Education numérique - Que va-t-on faire de l'usage des outils Gafam à l'école ?
Constatant qu'un nombre non négligeable d'enseignants utilisait d'ores et déjà les outils des géants du web (Google, Apple, Facebook, Amazon, Microsoft ou Gafam) à des fins pédagogiques en classe, le directeur du numérique éducatif au ministère de l'Education nationale, Mathieu Jeandron, avait pris la plume mi-mai pour définir quelques jalons à leur bon usage. S'en suivirent des réactions inquiètes des éditeurs d'espaces numériques de travail (ENT) et de certaines associations proches du milieu de l'éducation. Si certains craignent la remise en cause du développement d'outils sécurisés conçus spécialement pour un usage éducatif encadré et neutre, les collectivités tentent, quant à elles, de rester pragmatiques. La ligne rouge à ne pas franchir : la divulgation des données des élèves à des fins commerciales.

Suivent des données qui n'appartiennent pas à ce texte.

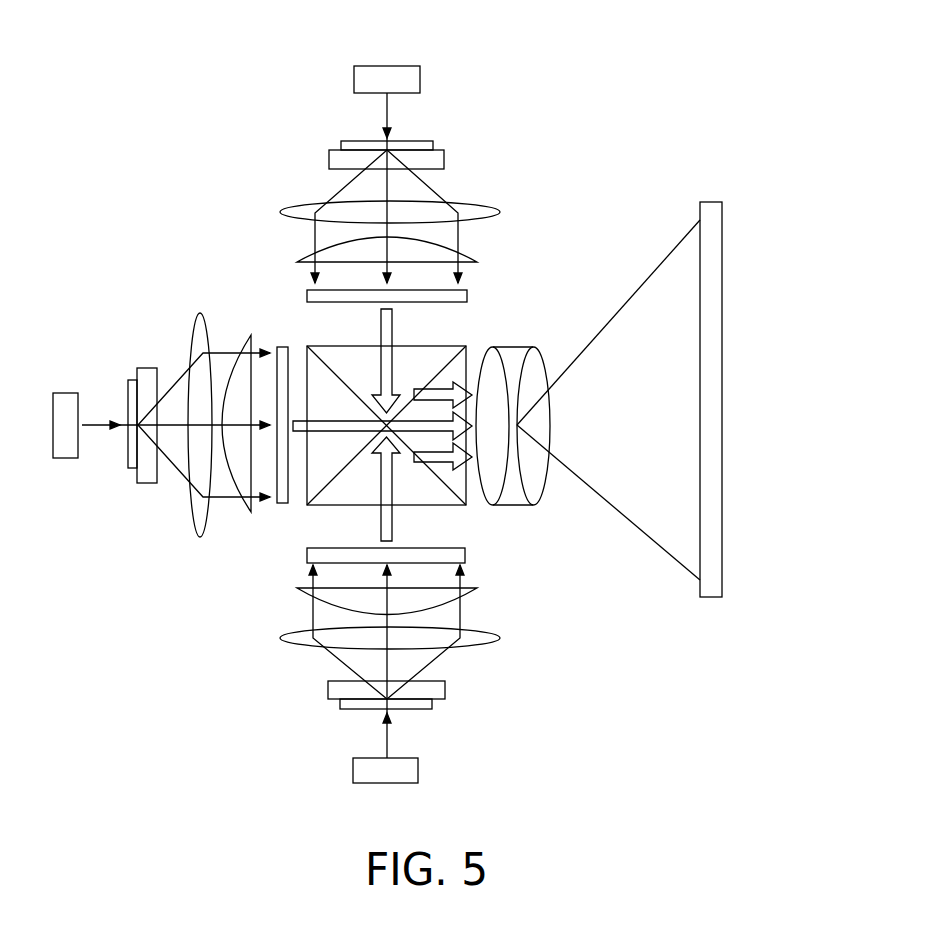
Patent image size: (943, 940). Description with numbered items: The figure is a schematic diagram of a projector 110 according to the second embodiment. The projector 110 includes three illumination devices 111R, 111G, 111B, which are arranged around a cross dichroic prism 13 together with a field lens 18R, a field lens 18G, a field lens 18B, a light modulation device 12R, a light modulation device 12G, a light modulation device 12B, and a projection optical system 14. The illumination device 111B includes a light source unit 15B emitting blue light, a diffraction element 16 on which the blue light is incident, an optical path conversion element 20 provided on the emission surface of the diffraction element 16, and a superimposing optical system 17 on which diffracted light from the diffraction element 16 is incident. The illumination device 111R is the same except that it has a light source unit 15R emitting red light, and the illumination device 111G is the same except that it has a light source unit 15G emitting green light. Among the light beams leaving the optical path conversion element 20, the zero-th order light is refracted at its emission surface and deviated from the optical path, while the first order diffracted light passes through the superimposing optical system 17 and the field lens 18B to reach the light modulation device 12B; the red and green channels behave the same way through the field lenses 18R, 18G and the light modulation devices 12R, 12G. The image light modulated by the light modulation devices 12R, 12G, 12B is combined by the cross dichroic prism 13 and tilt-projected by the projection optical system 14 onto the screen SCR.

The projector 110 is at (174, 75).
The illumination device 111R is at (550, 60).
The illumination device 111G is at (212, 594).
The illumination device 111B is at (538, 625).
The light source unit 15R is at (413, 79).
The light source unit 15G is at (65, 455).
The light source unit 15B is at (413, 770).
The diffraction element 16 is at (428, 147).
The optical path conversion element 20 is at (444, 162).
The superimposing optical system 17 is at (480, 210).
The field lens 18R is at (473, 250).
The field lens 18G is at (240, 347).
The field lens 18B is at (475, 597).
The light modulation device 12R is at (467, 295).
The light modulation device 12G is at (280, 503).
The light modulation device 12B is at (465, 555).
The cross dichroic prism 13 is at (313, 367).
The projection optical system 14 is at (532, 505).
The screen SCR is at (722, 212).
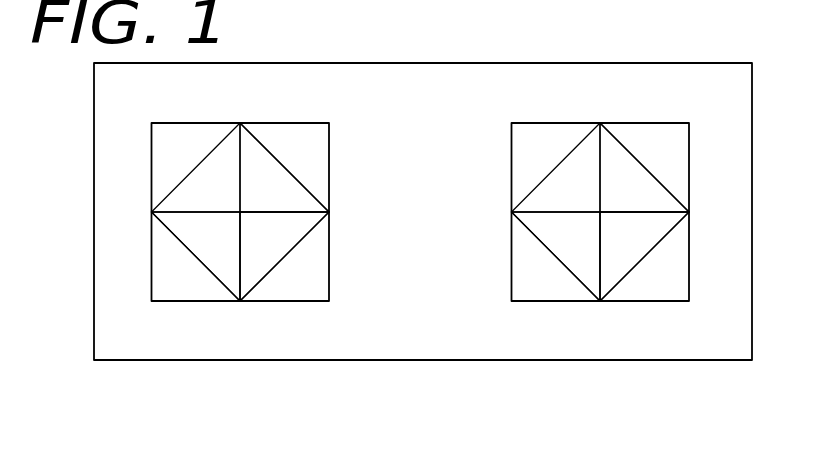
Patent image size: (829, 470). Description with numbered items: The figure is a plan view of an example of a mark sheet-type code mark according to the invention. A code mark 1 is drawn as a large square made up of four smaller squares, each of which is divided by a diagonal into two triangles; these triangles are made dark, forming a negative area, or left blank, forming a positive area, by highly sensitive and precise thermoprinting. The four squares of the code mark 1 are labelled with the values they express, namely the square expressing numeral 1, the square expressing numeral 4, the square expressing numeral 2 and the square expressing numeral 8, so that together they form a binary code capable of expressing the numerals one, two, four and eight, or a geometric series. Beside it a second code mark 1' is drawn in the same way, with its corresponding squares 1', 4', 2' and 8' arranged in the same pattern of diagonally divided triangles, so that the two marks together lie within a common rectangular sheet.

The code mark 1 is at (187, 212).
The second light receiving element (four-segment detector) 1' is at (656, 212).
The square expressing numeral 4 is at (284, 167).
The square expressing numeral 2 is at (196, 256).
The square expressing numeral 8 is at (284, 256).
The detector segment 4' is at (644, 167).
The detector segment 2' is at (556, 256).
The detector segment 8' is at (644, 256).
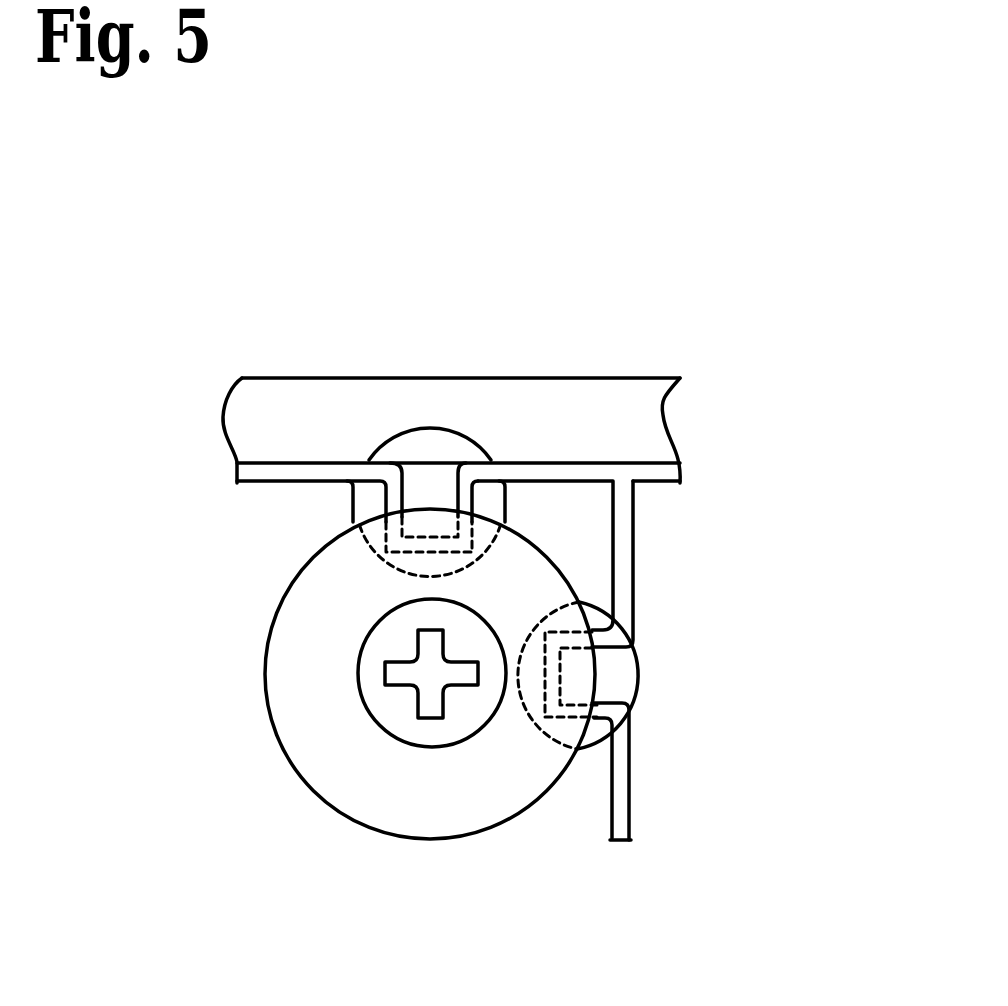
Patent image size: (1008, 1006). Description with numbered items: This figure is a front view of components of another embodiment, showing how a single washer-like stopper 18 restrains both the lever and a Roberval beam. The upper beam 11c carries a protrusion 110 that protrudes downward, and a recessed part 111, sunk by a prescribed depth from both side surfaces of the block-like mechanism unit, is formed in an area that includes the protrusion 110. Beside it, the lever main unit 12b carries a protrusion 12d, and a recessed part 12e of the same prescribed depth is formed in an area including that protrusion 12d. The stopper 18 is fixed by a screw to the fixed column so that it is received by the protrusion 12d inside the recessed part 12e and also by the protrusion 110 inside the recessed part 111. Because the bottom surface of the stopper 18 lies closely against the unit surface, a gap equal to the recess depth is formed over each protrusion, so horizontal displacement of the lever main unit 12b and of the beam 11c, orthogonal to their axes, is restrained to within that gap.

The upper beam 11c is at (580, 397).
The protrusion 110 is at (423, 480).
The recessed part 111 is at (437, 442).
The lever main unit 12b is at (662, 540).
The protrusion 12d is at (613, 682).
The recessed part 12e is at (640, 720).
The stopper 18 is at (455, 822).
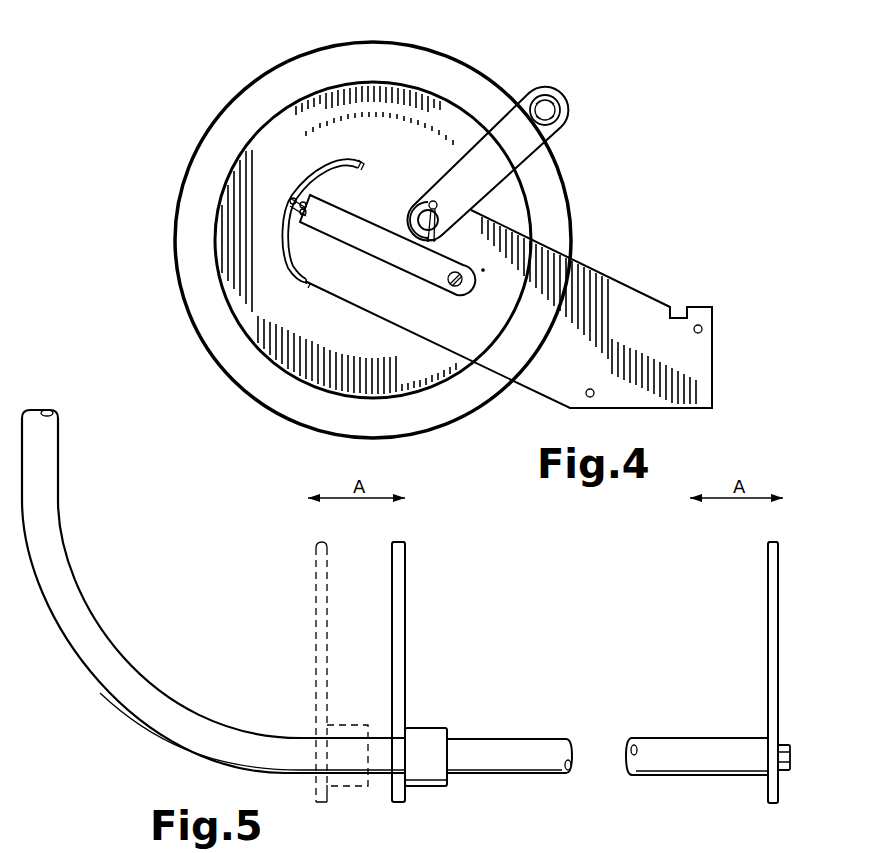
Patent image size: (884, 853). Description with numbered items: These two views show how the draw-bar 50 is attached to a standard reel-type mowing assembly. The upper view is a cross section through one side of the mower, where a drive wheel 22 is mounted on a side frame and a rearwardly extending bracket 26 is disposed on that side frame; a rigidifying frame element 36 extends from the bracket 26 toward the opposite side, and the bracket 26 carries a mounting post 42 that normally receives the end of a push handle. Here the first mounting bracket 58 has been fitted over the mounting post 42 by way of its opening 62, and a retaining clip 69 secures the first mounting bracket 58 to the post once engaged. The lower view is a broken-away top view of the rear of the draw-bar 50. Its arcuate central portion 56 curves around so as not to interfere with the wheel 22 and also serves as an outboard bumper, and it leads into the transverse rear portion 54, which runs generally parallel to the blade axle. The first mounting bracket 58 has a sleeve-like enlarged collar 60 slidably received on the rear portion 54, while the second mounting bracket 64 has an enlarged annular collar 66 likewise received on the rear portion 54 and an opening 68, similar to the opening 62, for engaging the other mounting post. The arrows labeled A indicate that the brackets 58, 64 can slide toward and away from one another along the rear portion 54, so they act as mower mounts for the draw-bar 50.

In FIG. 4, the drive wheel 22 is at (213, 143).
In FIG. 4, the bracket 26 is at (603, 297).
In FIG. 4, the rigidifying frame element 36 is at (292, 210).
In FIG. 4, the mounting post 42 is at (368, 158).
In FIG. 4, the rear portion 54 is at (563, 95).
In FIG. 5, the rear portion 54 is at (525, 762).
In FIG. 4, the first mounting bracket 58 is at (512, 146).
In FIG. 5, the first mounting bracket 58 is at (768, 675).
In FIG. 4, the retaining clip 69 is at (437, 204).
In FIG. 5, the arcuate central portion 56 is at (45, 480).
In FIG. 5, the draw-bar 50 is at (93, 567).
In FIG. 5, the second mounting bracket 64 is at (400, 641).
In FIG. 5, the opening 68 is at (405, 560).
In FIG. 5, the annular collar 66 is at (425, 740).
In FIG. 5, the opening 62 is at (768, 565).
In FIG. 5, the collar 60 is at (787, 770).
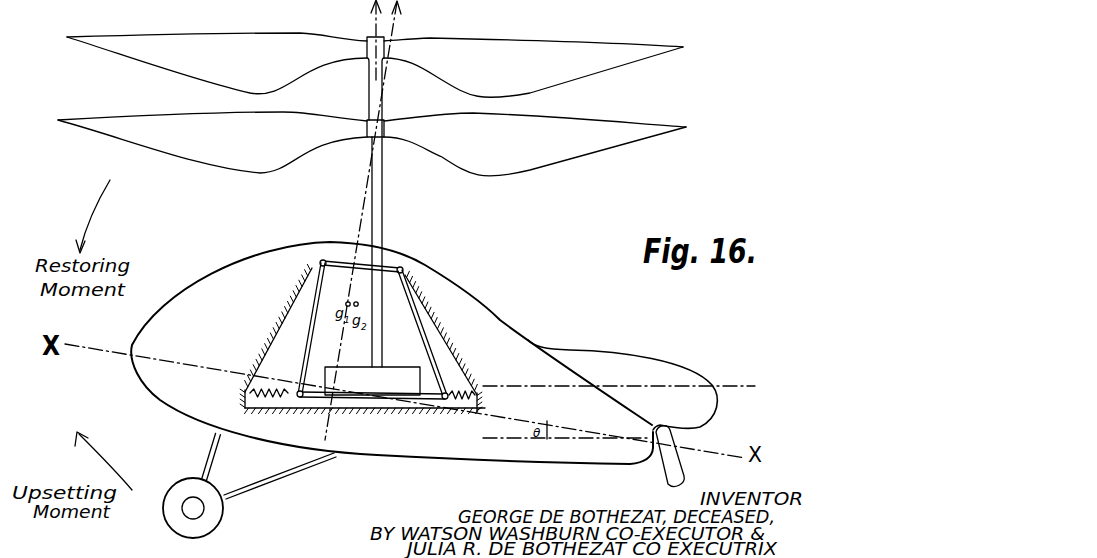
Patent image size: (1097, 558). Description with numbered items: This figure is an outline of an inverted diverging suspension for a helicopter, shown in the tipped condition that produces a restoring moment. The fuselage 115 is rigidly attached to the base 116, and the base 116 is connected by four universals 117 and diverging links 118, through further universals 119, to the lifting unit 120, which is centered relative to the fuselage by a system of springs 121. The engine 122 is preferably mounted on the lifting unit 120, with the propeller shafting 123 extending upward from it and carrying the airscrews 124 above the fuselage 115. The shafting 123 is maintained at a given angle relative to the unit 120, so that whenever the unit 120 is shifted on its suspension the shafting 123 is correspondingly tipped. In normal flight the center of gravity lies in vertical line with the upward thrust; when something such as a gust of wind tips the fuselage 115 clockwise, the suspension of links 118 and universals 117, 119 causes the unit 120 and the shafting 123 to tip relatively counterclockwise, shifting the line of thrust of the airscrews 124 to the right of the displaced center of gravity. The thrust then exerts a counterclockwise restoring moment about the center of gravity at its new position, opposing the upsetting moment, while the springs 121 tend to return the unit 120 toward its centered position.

The fuselage 115 is at (490, 328).
The base 116 is at (383, 267).
The universals 117 is at (323, 258).
The diverging links 118 is at (480, 293).
The universals 119 is at (295, 398).
The lifting unit 120 is at (368, 372).
The springs 121 is at (275, 392).
The engine 122 is at (393, 373).
The propeller shafting 123 is at (383, 195).
The airscrews 124 is at (630, 62).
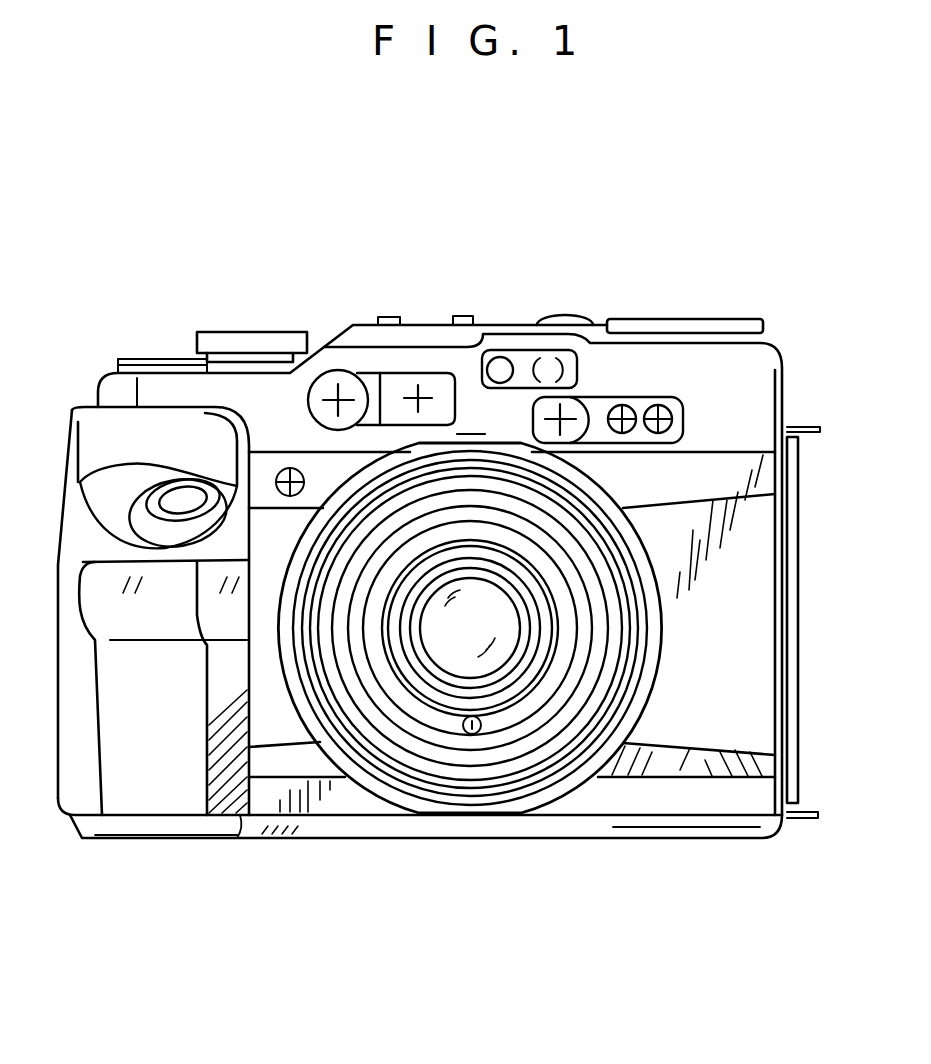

A l'heure où le numérique éducatif s'affirme comme une priorité, ce qui concerne l'environnement numérique des élèves est scruté avec beaucoup d'attention. Le 12 mai dernier, le directeur du numérique pour l'éducation (DNE), Mathieu Jeandron, avait diffusé un courrier électronique aux délégués académiques au numérique (DAN) visant à éclaircir la place des outils des Gafam. Il précisait que rien ne s'opposait à leur usage éducatif, s'ils faisaient l'objet d'une déclaration Cnil et de conditions générales d'utilisation (CGU) taillées spécialement pour le monde de l'éducation. Enfin, Mathieu Jeandron rappelait que l'ouverture d'un compte "éducation" sur l'une de ces plateformes relevait de l'initiative du chef d'établissement, et non de celle d'un enseignant seul.
Encadrer et sécuriser les usages existants
"Certains enseignants utilisent ces plateformes", précisait Mathieu Jeandron auprès de Localtis, lors du colloque de printemps de l'Avicca. "L'objectif par ce courrier était de rappeler les règles permettant de concilier ces outils, avec la protection des données des élèves". En effet, l'usage de la version Education des outils Gafam permet, en théorie, de tenir les données hors de portée des outils d'analyse et de ciblage qui font, à l'accoutumée, tout le sens de ces plateformes. Des garanties de confidentialité qui n'existent plus, si l'enseignant fait appel à ces outils informellement, en utilisant leur version grand public. Outre cela, le DNE rappelait qu'il n'y avait pas de "blocage juridique" pour connecter les annuaires des élèves aux versions "éducation" des outils Gafam. Ainsi, les grands fournisseurs de services web seraient à même de connaître la composition nominative des classes, avec toutes les déductions qui pourraient s'en suivre.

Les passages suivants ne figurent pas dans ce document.